Об этом свидании, о котором обе его стороны долго вспоминали, но с совершенно противоположными чувствами, необходимо рассказать отдельно, поэтому закончим сию главу на том не подлежащем сомнению факте, что ровно в восемь часов вечера к одному небольшому домику на окраине Немецкой слободы подошла некая плотно закутанная в плащ с капюшоном дама. В тусклом свете, падавшем на крыльцо из окошка, на её правой руке блеснуло изумрудное кольцо, когда она тихо постучала в дверь дверным молоточком. Дверь немедленно открылась – и дама быстро проскользнула внутрь. Служанка молча показала даме на лестницу, ведущую в мезонин, и дама осторожно стала подниматься по ней.
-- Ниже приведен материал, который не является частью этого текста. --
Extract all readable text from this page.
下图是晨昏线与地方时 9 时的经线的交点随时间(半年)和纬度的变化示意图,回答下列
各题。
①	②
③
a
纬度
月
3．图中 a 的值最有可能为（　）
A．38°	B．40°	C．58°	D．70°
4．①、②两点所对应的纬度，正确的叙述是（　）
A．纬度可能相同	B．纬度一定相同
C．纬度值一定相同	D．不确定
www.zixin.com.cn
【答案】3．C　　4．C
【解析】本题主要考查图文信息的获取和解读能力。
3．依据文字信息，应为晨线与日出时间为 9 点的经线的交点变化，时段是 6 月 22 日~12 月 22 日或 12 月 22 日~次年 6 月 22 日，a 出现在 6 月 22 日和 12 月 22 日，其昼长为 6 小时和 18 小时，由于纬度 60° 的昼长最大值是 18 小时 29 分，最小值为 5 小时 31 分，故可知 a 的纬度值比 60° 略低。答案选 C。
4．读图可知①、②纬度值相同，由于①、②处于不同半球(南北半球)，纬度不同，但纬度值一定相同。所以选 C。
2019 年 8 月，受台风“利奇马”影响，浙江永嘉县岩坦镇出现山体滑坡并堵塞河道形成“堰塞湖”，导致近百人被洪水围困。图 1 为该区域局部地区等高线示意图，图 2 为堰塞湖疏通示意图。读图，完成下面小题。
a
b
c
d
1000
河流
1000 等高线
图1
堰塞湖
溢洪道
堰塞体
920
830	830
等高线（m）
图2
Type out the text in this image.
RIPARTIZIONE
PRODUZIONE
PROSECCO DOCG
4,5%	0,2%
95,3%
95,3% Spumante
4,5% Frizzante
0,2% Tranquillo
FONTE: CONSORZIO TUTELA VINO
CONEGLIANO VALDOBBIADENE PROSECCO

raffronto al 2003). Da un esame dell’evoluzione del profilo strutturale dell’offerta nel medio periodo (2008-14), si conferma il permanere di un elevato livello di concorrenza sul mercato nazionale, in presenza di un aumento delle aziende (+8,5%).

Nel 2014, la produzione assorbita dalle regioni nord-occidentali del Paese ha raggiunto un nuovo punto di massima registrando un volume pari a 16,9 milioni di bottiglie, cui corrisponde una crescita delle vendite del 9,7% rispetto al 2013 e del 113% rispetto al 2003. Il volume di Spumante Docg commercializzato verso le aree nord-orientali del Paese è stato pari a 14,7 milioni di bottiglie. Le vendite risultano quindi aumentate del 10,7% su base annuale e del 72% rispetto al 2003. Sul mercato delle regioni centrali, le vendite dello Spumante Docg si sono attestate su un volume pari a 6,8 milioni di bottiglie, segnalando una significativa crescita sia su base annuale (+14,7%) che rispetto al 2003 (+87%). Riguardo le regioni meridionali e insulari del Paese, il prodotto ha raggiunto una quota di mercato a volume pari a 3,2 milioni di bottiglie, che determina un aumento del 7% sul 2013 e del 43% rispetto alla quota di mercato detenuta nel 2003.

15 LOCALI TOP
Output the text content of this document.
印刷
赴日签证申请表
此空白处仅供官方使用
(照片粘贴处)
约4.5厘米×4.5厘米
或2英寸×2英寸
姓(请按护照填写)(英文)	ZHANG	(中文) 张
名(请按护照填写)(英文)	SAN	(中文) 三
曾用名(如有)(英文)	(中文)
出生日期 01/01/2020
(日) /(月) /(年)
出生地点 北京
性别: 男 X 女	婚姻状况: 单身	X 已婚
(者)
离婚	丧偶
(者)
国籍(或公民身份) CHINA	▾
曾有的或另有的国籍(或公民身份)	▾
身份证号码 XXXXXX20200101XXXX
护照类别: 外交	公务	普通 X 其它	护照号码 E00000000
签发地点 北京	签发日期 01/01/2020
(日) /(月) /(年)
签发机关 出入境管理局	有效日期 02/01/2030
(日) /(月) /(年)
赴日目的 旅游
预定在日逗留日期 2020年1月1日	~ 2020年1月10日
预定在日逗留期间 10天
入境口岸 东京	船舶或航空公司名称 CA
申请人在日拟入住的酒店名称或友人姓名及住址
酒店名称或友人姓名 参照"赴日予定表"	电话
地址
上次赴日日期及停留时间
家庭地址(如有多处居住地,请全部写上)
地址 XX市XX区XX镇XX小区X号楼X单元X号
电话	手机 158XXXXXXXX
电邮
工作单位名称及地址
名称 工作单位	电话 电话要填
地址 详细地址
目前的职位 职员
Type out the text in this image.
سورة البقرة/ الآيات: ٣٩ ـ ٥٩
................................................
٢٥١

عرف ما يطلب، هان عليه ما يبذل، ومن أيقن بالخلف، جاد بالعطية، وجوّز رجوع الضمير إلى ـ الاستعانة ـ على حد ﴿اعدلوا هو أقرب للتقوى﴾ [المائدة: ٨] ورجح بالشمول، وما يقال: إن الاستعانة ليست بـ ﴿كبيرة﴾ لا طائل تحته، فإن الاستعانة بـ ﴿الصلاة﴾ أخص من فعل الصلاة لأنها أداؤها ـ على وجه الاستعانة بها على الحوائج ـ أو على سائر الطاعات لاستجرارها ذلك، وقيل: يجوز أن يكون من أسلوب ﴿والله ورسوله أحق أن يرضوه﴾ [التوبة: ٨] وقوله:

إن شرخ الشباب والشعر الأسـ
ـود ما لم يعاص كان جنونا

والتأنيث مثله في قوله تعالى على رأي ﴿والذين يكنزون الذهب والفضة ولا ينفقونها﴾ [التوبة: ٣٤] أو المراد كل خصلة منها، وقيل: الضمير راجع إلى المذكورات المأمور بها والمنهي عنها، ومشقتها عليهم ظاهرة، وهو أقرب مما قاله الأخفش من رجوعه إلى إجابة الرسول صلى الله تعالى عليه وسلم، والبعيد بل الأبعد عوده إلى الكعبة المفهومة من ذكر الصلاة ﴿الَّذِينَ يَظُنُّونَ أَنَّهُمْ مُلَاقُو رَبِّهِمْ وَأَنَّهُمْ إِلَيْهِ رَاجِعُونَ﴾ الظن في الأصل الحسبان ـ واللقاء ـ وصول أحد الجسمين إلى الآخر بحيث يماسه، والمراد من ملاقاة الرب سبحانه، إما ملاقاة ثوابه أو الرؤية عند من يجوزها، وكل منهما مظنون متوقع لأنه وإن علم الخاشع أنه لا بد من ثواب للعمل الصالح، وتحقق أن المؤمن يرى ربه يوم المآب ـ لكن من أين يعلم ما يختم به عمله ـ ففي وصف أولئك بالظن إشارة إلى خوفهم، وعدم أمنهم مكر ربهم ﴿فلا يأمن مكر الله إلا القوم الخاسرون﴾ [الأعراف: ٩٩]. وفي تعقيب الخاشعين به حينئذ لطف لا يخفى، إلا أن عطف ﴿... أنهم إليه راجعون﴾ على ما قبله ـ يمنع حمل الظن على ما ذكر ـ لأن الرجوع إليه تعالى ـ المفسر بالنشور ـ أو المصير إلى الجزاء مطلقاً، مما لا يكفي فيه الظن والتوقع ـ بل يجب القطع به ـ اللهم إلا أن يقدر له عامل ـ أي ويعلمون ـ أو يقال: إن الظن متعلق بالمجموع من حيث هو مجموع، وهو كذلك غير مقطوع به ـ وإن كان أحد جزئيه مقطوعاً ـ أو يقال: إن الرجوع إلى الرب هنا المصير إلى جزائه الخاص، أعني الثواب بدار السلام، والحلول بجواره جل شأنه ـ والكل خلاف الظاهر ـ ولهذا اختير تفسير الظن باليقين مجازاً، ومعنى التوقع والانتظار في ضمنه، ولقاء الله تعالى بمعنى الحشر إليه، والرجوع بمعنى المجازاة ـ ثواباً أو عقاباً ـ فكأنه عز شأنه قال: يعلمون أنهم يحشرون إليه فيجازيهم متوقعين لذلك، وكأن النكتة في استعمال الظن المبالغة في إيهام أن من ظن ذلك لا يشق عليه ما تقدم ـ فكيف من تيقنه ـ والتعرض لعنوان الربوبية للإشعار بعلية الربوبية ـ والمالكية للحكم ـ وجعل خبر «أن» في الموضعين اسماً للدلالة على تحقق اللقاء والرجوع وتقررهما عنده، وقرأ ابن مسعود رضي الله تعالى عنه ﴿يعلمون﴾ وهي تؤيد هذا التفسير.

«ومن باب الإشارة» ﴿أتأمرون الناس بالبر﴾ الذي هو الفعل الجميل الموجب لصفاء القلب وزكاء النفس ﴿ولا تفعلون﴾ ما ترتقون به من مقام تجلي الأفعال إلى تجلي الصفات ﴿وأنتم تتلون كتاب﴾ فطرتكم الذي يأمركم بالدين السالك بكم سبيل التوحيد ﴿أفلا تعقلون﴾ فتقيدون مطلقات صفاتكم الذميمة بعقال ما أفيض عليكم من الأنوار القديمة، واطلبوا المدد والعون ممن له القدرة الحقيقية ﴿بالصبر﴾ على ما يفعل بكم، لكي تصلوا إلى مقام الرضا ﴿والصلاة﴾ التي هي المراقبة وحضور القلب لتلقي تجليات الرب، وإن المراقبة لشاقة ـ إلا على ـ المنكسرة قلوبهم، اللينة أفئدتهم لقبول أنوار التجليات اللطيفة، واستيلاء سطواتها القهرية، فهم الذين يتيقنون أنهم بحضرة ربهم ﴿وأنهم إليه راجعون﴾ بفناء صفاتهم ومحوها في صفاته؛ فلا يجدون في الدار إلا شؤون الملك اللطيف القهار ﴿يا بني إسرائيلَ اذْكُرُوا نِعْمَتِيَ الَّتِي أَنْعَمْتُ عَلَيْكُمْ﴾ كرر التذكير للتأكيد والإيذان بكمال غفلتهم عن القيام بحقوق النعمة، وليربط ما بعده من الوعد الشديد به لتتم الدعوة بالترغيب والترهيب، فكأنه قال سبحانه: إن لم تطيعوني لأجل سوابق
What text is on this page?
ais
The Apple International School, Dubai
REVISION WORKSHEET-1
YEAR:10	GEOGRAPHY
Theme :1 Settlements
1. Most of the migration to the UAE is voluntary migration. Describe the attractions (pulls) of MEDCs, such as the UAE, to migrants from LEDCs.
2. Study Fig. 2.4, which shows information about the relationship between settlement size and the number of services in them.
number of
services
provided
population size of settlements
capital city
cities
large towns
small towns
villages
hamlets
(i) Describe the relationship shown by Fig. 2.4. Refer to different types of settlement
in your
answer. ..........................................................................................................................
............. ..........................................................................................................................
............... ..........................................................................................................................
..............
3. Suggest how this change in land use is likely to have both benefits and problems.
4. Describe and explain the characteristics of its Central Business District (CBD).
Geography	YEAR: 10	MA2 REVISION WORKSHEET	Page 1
Наверху, в освещённой всего одной свечой комнатке с распахнутой дверью в кресле у окна сидел некий испанский господин в шитом золотом камзоле, с богатой золотой цепью на шее и играл складным ножом-навахой.

— Дон Хемуль Себастьян Хулио де Лос-Сьеррос – и – Санто-Эстебан? – тихонько спросила дама.

Испанец встал, поклонился и сделал шаг навстречу пришедшей даме.

— Графиня, я польщён, что Вы выучили моё полное имя, но зачем же так официально? – так же тихо промолвил он.